The coffee saplings have been sleeping quietly, waiting for those who wake them up. The task later fell to Baud, who was the first agronomist Nestl é sent to Pu'er to train farmers. In 1988, in order to reduce the influence of South American coffee planting base on coffee prices, Nestl é shifted its attention from Brazil, the largest coffee grower in the world, to Pu'er, which is the same latitude as Cuba, the hometown of coffee.

But unlike Binchuan in Dali or Dehong farmers in Dehong, Pu'er farmers have dealt with coffee in their ancestors. In order to get farmers to grow coffee, Baud often starts with what coffee is.

He planted the first coffee tree in Meiziao River and Hongxingba of Dehua Xiaohejiang River in Ning'er County, and a total of 70 mu coffee experimental fields also died due to lack of management experience and improper fertilization. It was not until 1990 that coffee in Ning'er County reached the standard set by Nestl é headquarters. Some people say that Nestl é experts successfully extracted the excellent genes of Bobang and iron pickup from the old saplings of Jugula village.

However, Pu'er farmers who drink tea since ancient times still do not like to grow this kind of food they do not drink because they feel that it has no economic value. As a result, Nestl é signed a 14-year agreement with the local government, in which it promised to buy coffee at the price of the spot market in the United States, uncapped as a guarantee of farmers' interests, and set a minimum purchase price.
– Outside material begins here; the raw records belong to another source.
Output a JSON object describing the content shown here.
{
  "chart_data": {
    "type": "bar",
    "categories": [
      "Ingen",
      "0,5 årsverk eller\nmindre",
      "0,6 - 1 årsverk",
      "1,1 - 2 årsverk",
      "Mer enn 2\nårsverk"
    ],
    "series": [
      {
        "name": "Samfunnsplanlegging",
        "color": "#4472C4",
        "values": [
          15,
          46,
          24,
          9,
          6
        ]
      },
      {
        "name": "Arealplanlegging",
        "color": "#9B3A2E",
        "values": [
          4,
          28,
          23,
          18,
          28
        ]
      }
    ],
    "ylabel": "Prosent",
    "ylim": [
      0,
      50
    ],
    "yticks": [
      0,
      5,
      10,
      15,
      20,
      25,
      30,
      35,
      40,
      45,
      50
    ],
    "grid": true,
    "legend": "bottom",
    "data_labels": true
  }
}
The stimulation of multinational groups has finally revived the cultivation of coffee in Yunnan. By the end of 1997, the planting area of coffee in Yunnan had reached 7800 hectares, accounting for 83% of the country's output. In the same year, the Sculpture time Cafe in Beijing officially opened, China's urban middle class is gradually rising, and coffee has become a new way of life for urban white-collar workers. More multinational groups, including Maxwell and Starbucks, have also come to Yunnan. During this period, China's rapid economic development, gradually integrated into the global economic system, the small Yunnan coffee beans is the witness.

Now, 100 years later, Tian Deneng may not have imagined that his missionary career was interrupted by history, but the coffee he brought survived over time.